The Ireland-domiciled OEIC fund provides investors with access to high return potential available from regular duration emerging market credit.
The fund seeks to outperform the BofA Merrill Lynch Emerging Markets Corporate Liquid Index (EMCL) by around 150 basis points over a market cycle.
Warren Hyland, portfolio manager of the fund, said: “The economic cycle is shifting. We’re moving from an environment where deflation and economic slowdown were the primary concerns to one of reflation and rising interest rates, where growth drivers are coming to the fore.
“That means we are seeing more opportunity for capital gains from regular duration emerging market debt, as opposed to short duration, which is more focused on capital preservation and about clipping emerging markets’ superior coupons.”
“Over the next 12 months, we’re targeting returns of around 5% to 6%, assuming that our current positive investment outlook for regular duration emerging market credit remains broadly in place,” he added.
Also the fund will invest in hard currency denominated debt such as the US dollar, yen, euro and sterling.
Hyland highlighted: “Currency markets can be very volatile and this is especially the case for emerging markets.
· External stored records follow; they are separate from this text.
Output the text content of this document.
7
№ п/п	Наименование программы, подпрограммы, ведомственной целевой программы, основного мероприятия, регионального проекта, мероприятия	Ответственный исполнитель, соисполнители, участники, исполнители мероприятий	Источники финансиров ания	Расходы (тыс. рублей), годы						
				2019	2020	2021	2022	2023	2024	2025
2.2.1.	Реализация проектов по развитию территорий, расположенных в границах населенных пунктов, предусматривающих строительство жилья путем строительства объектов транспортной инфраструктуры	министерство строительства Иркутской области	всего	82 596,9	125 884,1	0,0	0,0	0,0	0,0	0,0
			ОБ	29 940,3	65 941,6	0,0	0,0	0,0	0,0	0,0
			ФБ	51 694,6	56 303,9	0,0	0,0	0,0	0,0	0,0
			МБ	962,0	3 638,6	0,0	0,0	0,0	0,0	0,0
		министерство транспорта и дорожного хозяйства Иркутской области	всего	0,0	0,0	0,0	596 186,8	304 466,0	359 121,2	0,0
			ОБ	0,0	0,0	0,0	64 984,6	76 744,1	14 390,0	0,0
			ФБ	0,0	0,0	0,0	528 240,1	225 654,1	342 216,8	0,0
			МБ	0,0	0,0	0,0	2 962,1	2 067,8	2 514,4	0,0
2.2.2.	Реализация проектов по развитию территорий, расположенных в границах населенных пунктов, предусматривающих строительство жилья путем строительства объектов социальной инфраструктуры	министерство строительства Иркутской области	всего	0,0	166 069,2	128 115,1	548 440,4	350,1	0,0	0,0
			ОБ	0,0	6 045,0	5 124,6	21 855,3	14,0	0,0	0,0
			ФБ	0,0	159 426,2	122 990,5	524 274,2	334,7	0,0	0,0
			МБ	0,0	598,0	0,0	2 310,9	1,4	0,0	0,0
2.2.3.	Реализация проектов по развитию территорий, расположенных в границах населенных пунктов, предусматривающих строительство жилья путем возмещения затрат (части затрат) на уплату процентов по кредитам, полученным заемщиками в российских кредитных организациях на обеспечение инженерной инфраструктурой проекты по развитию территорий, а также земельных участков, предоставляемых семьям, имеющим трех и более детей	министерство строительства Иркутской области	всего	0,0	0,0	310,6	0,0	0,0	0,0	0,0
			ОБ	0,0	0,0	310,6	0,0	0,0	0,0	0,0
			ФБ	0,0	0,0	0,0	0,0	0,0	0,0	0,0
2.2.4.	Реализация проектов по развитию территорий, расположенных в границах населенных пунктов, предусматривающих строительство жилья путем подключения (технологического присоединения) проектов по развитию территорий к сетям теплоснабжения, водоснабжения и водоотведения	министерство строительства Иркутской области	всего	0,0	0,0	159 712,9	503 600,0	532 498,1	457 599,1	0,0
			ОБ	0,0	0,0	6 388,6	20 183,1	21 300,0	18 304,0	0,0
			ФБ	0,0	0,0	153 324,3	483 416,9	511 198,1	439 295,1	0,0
Our expertise is in bottom-up, fundamental credit research, which Muzinich has been doing very successfully for more than 30 years.
“Our core approach to credit investing – whatever the underlying market – remains an explicit focus on capital preservation, achieved by undertaking rigorous bottom-up credit research into each and every company we consider for our portfolios, and only loaning money to companies that we believe will be able to meet their debt repayments over the term of the bond.”